Inheritance Act claims by “adult children” – a game of chance?
I described in a previous article the difficulties faced by adult children who bring a claim for financial provision from their deceased mother or father’s estate. Historically a court would be reluctant to make an award. It would judge that adult children who were capable of earning their own living were unlikely to be sufficiently deserving to warrant further payment from their parent’s estate. Conversely, if they were not so capable and “special reasons” existed to explain their financial needs (not related to their own profligacy or lack of effort), they might succeed. Subsequent cases sought to water this down somewhat as of course there is no reference to “special reasons” in the Inheritance Act.
In Ilott v Mitson (2011 EWCA civ 246) the court went further and completely restated the balancing exercise required by section 3 of the Inheritance Act. Section 3 is in fact somewhat clear. A number of factors must be considered by the court to determine firstly whether the Claimant is deserving of financial provision and secondly, the extent.
Whilst it appears to be suggested by at least one of the lawyers involved in this decision (refer to the article by James Aspden in the 149th edition of the ACTAPS newsletter) that this makes outcomes in these cases difficult to predict, I would beg to differ. Financial need for example is easy to show and prove. Similarly the financial position of those benefitting from the deceased’s estate. Moreover other questions posed by section 3 are similarly uncontentious. For instance health,although despite difficult on going symptoms in a recent case which were well documented in his medical records, one of my client’s medical difficulties were certainly not accepted!
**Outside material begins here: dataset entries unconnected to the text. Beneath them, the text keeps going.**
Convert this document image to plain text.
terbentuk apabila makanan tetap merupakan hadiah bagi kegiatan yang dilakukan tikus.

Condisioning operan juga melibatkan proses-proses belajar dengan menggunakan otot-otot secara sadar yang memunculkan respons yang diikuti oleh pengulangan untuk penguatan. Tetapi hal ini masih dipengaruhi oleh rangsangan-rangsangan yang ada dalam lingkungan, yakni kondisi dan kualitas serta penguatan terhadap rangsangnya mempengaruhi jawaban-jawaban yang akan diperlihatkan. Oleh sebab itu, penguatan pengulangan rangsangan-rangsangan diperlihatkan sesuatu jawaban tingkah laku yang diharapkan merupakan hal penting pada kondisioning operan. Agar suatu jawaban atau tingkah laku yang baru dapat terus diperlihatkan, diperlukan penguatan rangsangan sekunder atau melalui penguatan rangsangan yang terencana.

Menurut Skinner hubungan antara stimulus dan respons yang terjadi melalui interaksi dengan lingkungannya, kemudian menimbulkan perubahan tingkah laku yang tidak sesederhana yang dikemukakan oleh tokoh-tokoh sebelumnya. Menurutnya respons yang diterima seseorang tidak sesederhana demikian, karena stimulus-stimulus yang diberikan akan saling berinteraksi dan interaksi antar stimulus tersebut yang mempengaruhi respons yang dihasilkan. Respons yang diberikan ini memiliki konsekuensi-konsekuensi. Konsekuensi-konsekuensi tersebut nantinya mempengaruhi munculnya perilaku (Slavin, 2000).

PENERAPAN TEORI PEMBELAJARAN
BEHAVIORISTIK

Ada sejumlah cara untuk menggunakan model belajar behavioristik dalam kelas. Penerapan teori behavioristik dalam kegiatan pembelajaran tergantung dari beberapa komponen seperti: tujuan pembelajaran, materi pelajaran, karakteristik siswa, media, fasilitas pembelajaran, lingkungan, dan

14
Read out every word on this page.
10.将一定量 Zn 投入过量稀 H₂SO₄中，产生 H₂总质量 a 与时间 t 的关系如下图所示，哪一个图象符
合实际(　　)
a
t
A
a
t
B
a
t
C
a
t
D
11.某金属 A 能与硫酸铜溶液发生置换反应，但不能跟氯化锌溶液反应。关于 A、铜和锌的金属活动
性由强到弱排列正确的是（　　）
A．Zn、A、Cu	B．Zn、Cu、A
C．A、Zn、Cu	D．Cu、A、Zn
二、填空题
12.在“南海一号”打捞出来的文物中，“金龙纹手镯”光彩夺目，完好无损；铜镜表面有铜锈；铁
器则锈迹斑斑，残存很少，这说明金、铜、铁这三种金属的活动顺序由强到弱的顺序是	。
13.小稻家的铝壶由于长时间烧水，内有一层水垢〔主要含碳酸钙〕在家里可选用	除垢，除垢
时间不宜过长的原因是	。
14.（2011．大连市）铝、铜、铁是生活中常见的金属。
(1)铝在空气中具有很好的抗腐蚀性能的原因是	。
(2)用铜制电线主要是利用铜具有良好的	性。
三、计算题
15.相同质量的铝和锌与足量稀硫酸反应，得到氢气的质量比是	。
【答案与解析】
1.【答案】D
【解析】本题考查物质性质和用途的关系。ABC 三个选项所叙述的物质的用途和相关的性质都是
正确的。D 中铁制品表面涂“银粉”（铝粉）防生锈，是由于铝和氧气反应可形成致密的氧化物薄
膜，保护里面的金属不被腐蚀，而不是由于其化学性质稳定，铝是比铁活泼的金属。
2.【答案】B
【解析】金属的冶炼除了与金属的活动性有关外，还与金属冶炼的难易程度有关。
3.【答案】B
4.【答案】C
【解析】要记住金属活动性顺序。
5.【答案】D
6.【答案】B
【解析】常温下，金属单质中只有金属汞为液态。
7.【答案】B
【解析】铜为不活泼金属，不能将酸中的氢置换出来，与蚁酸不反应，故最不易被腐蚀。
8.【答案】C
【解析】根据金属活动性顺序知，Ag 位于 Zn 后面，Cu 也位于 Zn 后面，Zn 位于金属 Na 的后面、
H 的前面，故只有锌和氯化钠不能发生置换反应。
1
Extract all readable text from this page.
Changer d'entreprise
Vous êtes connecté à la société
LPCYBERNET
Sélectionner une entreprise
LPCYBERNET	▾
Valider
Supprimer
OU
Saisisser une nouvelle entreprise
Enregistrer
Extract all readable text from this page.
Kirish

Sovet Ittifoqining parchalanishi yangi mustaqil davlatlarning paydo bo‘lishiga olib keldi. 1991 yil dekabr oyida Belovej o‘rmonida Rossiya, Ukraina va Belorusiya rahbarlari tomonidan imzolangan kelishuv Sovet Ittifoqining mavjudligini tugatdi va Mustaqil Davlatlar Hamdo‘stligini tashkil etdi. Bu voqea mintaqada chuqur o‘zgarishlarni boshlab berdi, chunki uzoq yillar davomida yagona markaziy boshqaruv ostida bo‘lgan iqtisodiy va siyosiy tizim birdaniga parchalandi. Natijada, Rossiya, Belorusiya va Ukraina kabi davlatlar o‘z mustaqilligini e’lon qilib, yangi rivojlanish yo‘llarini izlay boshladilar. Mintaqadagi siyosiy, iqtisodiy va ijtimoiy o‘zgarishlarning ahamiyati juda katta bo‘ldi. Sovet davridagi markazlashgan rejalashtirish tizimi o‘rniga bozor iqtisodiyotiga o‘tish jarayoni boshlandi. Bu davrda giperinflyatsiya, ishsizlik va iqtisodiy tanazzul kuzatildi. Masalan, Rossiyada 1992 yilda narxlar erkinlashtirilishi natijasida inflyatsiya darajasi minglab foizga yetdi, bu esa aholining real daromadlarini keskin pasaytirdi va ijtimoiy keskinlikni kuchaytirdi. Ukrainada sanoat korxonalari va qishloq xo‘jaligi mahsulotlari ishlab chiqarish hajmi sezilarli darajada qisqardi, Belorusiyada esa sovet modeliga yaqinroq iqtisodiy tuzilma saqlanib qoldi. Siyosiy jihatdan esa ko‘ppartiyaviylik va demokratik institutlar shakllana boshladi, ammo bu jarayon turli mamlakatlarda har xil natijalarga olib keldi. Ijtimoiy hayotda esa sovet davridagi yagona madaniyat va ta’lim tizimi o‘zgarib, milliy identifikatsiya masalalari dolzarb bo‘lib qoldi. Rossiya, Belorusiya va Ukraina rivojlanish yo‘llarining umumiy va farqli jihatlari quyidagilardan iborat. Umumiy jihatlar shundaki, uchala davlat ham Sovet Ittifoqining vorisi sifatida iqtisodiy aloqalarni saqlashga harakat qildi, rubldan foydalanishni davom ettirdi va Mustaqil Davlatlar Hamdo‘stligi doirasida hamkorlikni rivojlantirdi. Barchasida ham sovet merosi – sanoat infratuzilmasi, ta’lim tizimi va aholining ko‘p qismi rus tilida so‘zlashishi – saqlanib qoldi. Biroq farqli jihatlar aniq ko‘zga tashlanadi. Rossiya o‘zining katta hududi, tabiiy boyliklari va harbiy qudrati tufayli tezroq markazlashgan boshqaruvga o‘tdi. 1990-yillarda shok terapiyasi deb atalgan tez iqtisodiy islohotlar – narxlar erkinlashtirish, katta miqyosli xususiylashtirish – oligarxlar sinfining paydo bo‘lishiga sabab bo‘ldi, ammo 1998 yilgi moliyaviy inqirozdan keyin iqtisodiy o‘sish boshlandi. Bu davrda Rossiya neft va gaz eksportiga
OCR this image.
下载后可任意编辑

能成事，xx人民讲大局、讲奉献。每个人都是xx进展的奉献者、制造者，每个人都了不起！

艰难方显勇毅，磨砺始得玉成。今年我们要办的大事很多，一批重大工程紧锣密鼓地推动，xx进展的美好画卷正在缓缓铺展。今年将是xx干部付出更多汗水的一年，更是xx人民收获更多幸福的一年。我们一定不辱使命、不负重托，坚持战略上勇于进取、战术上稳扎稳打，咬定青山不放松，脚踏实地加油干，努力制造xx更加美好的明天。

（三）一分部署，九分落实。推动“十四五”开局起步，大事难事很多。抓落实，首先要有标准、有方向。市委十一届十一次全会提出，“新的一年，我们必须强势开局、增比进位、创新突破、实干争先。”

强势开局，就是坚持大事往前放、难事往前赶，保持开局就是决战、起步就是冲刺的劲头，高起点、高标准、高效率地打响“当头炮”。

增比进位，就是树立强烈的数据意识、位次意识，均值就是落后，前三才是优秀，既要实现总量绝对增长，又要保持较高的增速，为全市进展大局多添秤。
Basically the court will judge these factors weighing those matters that are for and against.
I am reasonably clear over the type of Claimant I would be prepared to accept, on for instance a no win no fee arrangement in an Inheritance Act claim. Further, the proof of the pudding is of course in the eating!
However, I confess that Heather Ilott would not have been a client I would have taken on and expected to win. She lacked money but then she had chosen a course of having children reliant on state benefits in support. I don’t recall any major health problems either – in short she was a very unattractive candidate.
I cannot though disagree with their Lordships decision in this matter. They could not question the discretion of the learned District Judge who decided the case at first instance. They could only question the factors he took into consideration when exercising it and given those referred to the section 3 factors I mention above, his decision could not be impeached.
Rather (and this is where I agree with Mr Aspden) a game of chance was not created by this decision but did arise from the fact that this matter went to a trial (and appeals beyond). Taking a case to a full trial is a risk and any litigation lawyer will apply a percentage of at least 10% (if not higher) to even the best of claims.
Clearly one must be cautious, very very cautious about taking even the best of claims to a trial. Mediation or negotiation from the position of strength will often yield a reasonable result but moreover CERTAINTY and I am afraid that certainty will have its price.